Pour les agriculteurs, l’aide immédiate passe par des reports d’échéances (demandes d’aide à remplir y compris les demandes de dédommagement des impacts des ouragans, remboursements de prêts), le cas échéant l’autorisation de pâture (jusqu’à 60 jours) des jachères engagées dans des mesures agro-environnementales (Conservation Reserve Program). Pour Sonny Perdue, Secrétaire à l’Agriculture : « Selon les instructions du Président Trump, il faut aider en priorité les personnes, et n’aborder les questions de paperasse que dans un second temps ».

Cependant, ces ouragans, et notamment Irma, ont également relancé le débat sur l’adéquation des programmes d’assurance-récolte aux besoins des agriculteurs. La couverture par ces outils des cultures spécialisées, notamment fruits et légumes, est plus récente : le taux d’utilisation de ces outils par les agriculteurs reste plus faible que dans les grandes cultures (32 % des surfaces en légumes, 73 % des surfaces en fruits –avec une disparité par production-, contre 85 % pour le maïs, le soja, le blé) en raison de prix plus élevés des primes d’assurance et la couverture non disponible de certaines productions. Alors que les négociations sur le prochain Farm Bill s’entament, certains membres du Congrès entendent proposer une prise en charge accrue des primes d’assurance pour les productions spécialisées : le coût budgétaire d’une telle mesure ne s’inscrit cependant pas dans le contexte actuel de réduction des dépenses.

Les actions interprofessionnelles mises en œuvre par le secteur des produits laitiers enfin publiées

Le Commodity Checkoff Program est un système qui s’apparente aux dispositifs en place en France pour les interprofessions : il en existe 22 pour différents produits agricoles, dont les produits laitiers, supervisés par le Département de l’Agriculture (USDA). Ils ont pour objectif de promouvoir de manière générique les produits des filières concernées en développant de nouveaux débouchés et marchés, et par ailleurs de soutenir la recherche et développement pour la filière. Ils sont financés par des cotisations rendues obligatoires des producteurs et importateurs, qui reversent un pourcentage du prix de chaque vente du produit en question, et géré par un Conseil d’administration composé de professionnels de la filière.

La loi fédérale impose, s’agissant du checkoff Program pour les produits laitiers qui pèse environ 400 M$ par an, la publication et la transmission au Congrès par l’USDA d’un rapport d’activité annuel comportant l’analyse des actions financées, celui des recettes et dépenses du programme. Il n’y a pourtant eu aucun rapport publié depuis quatre ans. L’USDA n’a donné aucune explication pour ce délai de quatre ans, mais un porte-parole a indiqué que les rapports de 2013 à 2016 étaient en phase finale d’approbation interne à l’USDA et seraient publiés à la fin de septembre.

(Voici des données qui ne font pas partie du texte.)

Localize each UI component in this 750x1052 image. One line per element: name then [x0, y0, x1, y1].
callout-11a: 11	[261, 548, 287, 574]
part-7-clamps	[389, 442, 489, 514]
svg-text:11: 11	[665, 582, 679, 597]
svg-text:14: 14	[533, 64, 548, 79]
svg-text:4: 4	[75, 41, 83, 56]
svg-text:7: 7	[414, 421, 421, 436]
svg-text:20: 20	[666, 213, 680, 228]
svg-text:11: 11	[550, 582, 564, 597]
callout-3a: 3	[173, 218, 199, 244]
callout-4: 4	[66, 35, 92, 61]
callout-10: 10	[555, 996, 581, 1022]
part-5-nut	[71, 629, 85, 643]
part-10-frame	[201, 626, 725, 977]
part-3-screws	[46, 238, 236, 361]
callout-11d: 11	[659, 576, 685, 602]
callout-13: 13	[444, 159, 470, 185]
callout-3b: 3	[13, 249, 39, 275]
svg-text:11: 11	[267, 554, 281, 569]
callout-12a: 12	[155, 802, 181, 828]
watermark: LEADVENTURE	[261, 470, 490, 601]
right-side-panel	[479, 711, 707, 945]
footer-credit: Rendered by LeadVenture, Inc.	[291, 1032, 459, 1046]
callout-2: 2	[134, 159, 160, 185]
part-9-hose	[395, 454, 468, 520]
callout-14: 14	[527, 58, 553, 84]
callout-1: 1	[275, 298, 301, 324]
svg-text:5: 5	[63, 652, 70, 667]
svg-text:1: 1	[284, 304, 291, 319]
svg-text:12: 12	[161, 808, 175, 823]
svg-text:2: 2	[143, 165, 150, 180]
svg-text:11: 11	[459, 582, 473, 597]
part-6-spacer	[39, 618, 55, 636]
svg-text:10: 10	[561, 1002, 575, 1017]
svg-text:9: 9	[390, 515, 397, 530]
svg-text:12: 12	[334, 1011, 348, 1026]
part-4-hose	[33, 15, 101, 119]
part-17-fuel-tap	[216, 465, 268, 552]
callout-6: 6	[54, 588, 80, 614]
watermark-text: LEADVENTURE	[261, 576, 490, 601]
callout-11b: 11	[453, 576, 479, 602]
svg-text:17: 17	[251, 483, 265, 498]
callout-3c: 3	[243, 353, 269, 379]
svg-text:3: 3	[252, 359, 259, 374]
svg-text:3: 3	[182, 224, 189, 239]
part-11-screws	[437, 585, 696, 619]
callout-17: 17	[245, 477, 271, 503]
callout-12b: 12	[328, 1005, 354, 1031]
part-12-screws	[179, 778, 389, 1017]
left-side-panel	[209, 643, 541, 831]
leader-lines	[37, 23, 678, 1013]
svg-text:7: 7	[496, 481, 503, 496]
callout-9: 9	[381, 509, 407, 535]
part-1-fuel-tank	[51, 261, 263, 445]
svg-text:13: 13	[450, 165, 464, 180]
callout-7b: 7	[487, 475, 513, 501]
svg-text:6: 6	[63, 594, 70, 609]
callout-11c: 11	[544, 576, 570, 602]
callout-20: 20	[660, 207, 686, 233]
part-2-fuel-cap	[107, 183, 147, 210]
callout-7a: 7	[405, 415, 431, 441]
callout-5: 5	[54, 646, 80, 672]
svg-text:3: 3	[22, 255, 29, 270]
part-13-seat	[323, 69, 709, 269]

Par ailleurs, parmi les actions de ce programme, des partenariats noués avec des chaînes de restauration rapide pour développer des produits contenant davantage de produits laitiers (principalement des fromages), souvent en contradiction directe avec les consignes nutritionnelles de l’USDA, ont été décriées.

L’USDA a lui aussi souvent fait l’objet de critiques, y compris par son inspection interne, sur la manière dont il supervise les dépenses des checkoff programs, et notamment sur de mauvaises utilisations de leur fonds. Le manque de transparence de certains checkoff programs a souvent été pointé. Celui sur les produits laitiers était, jusqu’en 2012, réputé l’un des plus transparents : l’opacité soudaine des actions liées à ce programme en raison de l’arrêt de publication des rapports suscite donc de fortes réactions d’associations de consommateurs ou de producteurs, et contribue à relancer le débat sur la transparence des actions de tous ces programmes (cf. Flash Agri avril 2017)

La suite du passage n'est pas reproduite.